Nina Goud, AIA with Harmony Architecture“AIA meetings at that time were full of older white men in suits who didn’t seem to want to talk to us,” Judd said. “A few female architects in Cincinnati had heard about a group of female engineers and architects in Columbus that was separate from the AIA, not to discredit the AIA but to focus on women’s issues. They felt freer to talk about the things they were experiencing in the profession, and in doing their work.” , and to live their lives. Some of us went to Columbus at different times to join them, but we decided that we couldn’t keep driving once a month, so we should start a group here.

The women of The Boyer Guild were able to connect with other women architects, see their work, learn about their practices, and share their challenges and the solutions they found. Discussions ranged from harassment, child care, and balancing responsibilities between spouses. They also had programs on architectural topics and offered continuing education courses.

“‘Guild’ was specifically chosen to refer to a group of equals, a group of people who work together to help each other improve the profession,” Judd said. “We supported each other. Long-lasting friendships were formed.

AIA Cincinnati now has a Committee for Women in Architecture that organizes regular programs including dining circles, borrowed from AIA Columbus, to connect women at different career stages outside the office.
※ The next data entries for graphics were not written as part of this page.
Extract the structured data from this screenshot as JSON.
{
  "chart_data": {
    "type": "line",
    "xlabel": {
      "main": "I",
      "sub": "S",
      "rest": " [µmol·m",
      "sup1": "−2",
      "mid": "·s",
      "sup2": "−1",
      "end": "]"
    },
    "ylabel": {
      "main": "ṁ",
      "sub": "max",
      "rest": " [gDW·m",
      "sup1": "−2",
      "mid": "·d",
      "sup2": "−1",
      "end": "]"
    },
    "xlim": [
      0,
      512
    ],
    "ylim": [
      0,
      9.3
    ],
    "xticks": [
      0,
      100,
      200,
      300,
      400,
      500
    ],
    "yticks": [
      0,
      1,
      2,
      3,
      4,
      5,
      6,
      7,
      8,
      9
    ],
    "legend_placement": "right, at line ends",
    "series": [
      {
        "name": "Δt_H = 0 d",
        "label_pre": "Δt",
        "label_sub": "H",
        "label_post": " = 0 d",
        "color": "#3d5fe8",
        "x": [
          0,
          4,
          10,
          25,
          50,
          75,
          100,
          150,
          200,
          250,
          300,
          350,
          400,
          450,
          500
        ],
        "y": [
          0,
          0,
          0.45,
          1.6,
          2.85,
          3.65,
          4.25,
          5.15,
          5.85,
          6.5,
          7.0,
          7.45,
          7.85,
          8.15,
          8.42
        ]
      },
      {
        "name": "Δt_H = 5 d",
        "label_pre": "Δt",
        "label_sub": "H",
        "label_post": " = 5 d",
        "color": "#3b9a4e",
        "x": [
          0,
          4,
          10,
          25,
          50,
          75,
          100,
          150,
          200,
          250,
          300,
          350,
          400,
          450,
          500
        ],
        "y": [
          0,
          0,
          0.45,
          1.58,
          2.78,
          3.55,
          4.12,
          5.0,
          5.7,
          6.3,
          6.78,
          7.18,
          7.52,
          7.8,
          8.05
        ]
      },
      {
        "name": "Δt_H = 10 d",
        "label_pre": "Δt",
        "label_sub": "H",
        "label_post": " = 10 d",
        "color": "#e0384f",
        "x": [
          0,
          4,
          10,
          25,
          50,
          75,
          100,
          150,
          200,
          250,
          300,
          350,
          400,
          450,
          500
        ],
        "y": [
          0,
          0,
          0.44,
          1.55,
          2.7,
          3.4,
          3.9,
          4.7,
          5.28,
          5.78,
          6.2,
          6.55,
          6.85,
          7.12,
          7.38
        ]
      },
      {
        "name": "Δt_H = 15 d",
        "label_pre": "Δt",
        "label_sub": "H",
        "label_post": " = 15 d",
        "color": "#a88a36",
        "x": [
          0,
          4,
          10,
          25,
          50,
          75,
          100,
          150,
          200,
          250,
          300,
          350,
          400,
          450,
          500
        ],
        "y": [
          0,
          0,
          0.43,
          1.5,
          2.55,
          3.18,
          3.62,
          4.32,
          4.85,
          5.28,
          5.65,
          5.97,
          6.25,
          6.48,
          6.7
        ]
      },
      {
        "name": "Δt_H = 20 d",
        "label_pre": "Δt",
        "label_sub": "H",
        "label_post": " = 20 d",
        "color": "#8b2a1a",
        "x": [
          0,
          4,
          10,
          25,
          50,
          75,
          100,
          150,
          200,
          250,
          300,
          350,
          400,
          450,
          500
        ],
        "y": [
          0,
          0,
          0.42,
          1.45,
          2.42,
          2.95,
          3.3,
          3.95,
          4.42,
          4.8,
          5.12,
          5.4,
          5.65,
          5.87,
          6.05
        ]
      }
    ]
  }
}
Access to women’s networks at the national and regional level is important for women in this profession. But changing a company culture to be more inclusive requires effort at the micro level.

“Having someone to support you is huge,” Lubbers said. “It’s easy to be overlooked when you’re just one person. I found an ally in our company in another department who has more experience and can share what other industries and companies are doing. Having someone else who also talks about recruiting, hiring, retention and policies helps.”

Women also need the support of business leaders, both men and women, to obtain licensure, stay in the field, and advance their careers.

“If you’re young and this is your first job, or you’re trying to get experience to get your license, or you’re just trying to do the job, you have to have sponsors,” Wehby said. “Not just someone signing papers, but a real active participant to make sure you learn what you need to learn.”

Changing company culture is slow, but improving policies, providing guidance, and providing career support represents progress.

Achieving justice

Progress has been made: 35 years ago, only 4% of registered architects were women. This amounts to 23% and more than 40% of people taking ARE exams are women. This year, all of AIA’s senior leaders are women: Lakeisha Ann Woods, CAE is Executive Vice President/CEO, Emily Grandstaff-Rice, FAIA is 2023 President, Kimberly Dowdell, AIA, NOMA is 2024 President-Elect, and Evelyn Lee, FAIA , Noma has been elected president-elect for 2025. Is this a sign that the tide has turned and that women will step into the field? Is the work done?

Follow this discussion in person:
When: Wednesday, November 15, 2023
Time: 5:15 PM – 7:00 PM
Where: Contemporary Arts Center, 44 East 6th Street, Cincinnati, OH, 45202
RSVP here.

“It’s not done until there’s honest equity, until 50% of major companies are headed by female architects, and there’s 50% representation all the way through, and equal pay no matter what your genitals are,” Judd said.

It may take a couple of decades to get there, but women will persist and change the field in which they have made a significant impact despite their lack of representation.

To learn more about women in architecture historically and today, visit:
Beverly Willis Architecture Foundation
International Archives of Women in Architecture
Mrs. Architect

Profiles of local women architects are featured on the AIA Cincinnati website. The Center for Contemporary Arts celebrates its 20th anniversaryy Commemorates the building designed by Zaha Hadid with an exhibition examining her work and legacy.

The series, Architecture Matters, is supported by AIA Cincinnati. Learn more at

The opinions expressed here do not necessarily represent those of the American Institute of Architects or the members of AIA Cincinnati.